Barry Sternlicht is the latest billionaire to criticize the Federal Reserve over its string of interest rate hikes, saying "the economy will crumble" if rates aren't lowered.
The CEO of investment firm Starwood Capital Group said Tuesday on CNBC's Squawk Box that the Fed should pause after its latest rate hikes to see how they're impacting the economy. Fed Chairman Jerome Powell has done "enough" to manage inflation and the best way forward is to "just wait," Sternlicht said.
"You're going to see the rollover of the economy. They're going to have to lower rates because the economy will crumble," Sternlicht warned. "Who would run a business like this?"
He argued that interest rate hikes have an almost immediate impact on stocks and bonds but that the impact on the broader economy is usually delayed. Still, he said, there are already signs of the economy's downturn: a lack of initial public offerings (IPOs) and falling home values.
Sternlicht suggested the Fed misunderstood what's causing inflation. In his view, it wasn't the rising price of energy and commodities, but the stimulus packages that the government doled out as the economy opened after pandemic lockdowns.
"Now that we're building momentum and people are getting employed and wages are rising, they want to stomp on the whole thing and end the party," he said.
This year, the Fed has raised interest rates by 75 basis points three times-in June, July, and September-in an effort to cool the economy and slow inflation. Despite this, inflation has yet to be tamed. In August, the inflation rate was 8.3% compared with a year ago, well above the 2% target.
Sternlicht isn't alone in saying interest rate hikes may cause a future recession.

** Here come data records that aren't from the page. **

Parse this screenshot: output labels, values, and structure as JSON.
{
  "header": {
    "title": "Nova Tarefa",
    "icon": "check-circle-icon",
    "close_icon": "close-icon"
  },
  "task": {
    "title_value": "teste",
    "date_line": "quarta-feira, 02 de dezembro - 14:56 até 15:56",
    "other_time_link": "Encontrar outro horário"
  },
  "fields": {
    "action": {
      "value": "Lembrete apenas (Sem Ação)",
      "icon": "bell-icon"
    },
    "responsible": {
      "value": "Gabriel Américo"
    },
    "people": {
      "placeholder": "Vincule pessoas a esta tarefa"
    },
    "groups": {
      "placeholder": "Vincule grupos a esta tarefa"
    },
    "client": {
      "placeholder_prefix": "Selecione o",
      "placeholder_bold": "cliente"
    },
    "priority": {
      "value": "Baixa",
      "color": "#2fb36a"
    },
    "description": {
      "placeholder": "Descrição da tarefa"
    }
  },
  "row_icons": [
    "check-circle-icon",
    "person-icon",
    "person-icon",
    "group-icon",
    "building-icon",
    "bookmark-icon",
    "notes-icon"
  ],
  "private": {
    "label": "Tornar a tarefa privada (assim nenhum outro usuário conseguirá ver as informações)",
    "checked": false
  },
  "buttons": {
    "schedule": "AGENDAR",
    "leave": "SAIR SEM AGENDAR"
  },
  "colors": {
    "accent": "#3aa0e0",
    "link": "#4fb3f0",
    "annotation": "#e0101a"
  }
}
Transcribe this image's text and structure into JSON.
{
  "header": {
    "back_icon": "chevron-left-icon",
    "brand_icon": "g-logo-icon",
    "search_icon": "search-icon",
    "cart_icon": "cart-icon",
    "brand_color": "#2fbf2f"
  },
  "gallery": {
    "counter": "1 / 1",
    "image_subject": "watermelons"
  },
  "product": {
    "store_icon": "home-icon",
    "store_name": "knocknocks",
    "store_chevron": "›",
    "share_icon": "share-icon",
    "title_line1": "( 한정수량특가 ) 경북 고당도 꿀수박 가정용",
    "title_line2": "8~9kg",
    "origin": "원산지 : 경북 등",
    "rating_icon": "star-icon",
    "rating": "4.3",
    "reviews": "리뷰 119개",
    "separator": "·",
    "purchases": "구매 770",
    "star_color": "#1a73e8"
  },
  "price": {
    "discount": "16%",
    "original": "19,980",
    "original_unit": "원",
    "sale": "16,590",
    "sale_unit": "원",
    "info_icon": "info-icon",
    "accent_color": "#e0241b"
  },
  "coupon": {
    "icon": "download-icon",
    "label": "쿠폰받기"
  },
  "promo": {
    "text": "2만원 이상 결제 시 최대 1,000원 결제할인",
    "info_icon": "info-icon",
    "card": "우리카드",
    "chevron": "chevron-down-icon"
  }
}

Billionaire and veteran investor Carl Icahn believes that a "recession or even worse" is on the horizon, citing sky-high inflation in March. He recently restated his ominous outlook that the economy will worsen before inflation cools down. Meanwhile, DoubleLine Capital's Jeffrey Gundlach held the view that the Fed should pull the breaks on rate hikes as the economy weakens.
Elsewhere, World Bank president David Malpass said that economies worldwide could fall into recession given the high interest rates impacting economic recovery globally. Rebeca Grynspan, secretary-general of the United Nations Conference on Trade and Development, echoed the sentiment that the recession could inflict damage, even worse than the 2008 financial crisis.
Jeremy Siegel, a Wharton professor and well-known economist, said the Fed missed its window by not tightening monetary policy before inflation began escalating.